Luego, según supimos, escapan dos personas contagiadas del hospital del Parque de la Industria. Capturan a uno. ¿Por qué escapan? ¿A qué temen? ¿Qué trato les están dando? En todo caso, ¿es preferible morir en la calle y contagiar a muchos otros que permanecer allí?
Estos dos hechos, sin embargo, no son situaciones aisladas. En México, por estos días, algunos noticieros refieren casos de personas que también escapan de los hospitales, de personas que no quieren guardar la cuarentena. Mientras tanto, en Estados Unidos hay manifestaciones en contra de las políticas que los envían a casa, como las que recientemente se dieron en Michigan y Virginia.
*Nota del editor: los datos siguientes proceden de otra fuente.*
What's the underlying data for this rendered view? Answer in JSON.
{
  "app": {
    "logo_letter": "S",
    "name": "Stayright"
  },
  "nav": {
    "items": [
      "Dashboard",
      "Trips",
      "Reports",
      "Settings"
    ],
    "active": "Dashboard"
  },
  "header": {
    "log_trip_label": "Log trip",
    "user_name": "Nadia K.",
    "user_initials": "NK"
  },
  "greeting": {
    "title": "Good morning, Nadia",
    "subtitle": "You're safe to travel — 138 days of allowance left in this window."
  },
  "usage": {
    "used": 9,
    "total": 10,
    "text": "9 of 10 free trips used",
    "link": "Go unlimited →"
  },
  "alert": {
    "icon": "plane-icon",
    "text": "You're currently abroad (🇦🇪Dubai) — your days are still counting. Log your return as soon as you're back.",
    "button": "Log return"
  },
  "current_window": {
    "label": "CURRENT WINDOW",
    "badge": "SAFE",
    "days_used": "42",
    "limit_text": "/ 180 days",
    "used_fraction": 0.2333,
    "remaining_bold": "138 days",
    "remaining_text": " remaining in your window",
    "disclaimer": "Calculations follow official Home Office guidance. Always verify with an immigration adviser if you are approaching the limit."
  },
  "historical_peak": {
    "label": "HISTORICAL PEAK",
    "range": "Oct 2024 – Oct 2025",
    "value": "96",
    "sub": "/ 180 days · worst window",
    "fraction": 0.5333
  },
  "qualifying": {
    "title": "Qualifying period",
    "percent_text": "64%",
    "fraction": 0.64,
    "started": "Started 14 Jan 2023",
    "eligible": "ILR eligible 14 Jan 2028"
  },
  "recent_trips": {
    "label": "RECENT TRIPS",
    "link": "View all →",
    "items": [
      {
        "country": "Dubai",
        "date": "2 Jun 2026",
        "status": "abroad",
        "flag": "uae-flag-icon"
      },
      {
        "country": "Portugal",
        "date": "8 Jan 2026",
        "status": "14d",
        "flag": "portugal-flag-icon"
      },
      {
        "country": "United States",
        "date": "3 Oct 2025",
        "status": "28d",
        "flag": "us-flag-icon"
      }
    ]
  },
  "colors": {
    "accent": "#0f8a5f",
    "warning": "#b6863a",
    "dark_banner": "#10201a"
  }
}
Si bien estos casos muestran la resistencia al confinamiento, por otro lado hay quienes evidencian una especie de histeria colectiva por el temor al contagio. Estas reacciones se dan, asimismo, en varios lugares. En México, esta semana algunos trabajadores amenazaron con quemar instalaciones médicas si se atiende a enfermos de covid-19. En Guatemala, algunas comunidades impiden el ingreso de los deportados porque sospechan que pueden estar contagiados.
¿Qué nos toca en realidad a quienes cumplimos con la cuarentena? En todo caso, reflexionar sobre ello. Nos estamos viendo al espejo tal cual somos: unos mostrando su humanidad, otros renunciando a ella.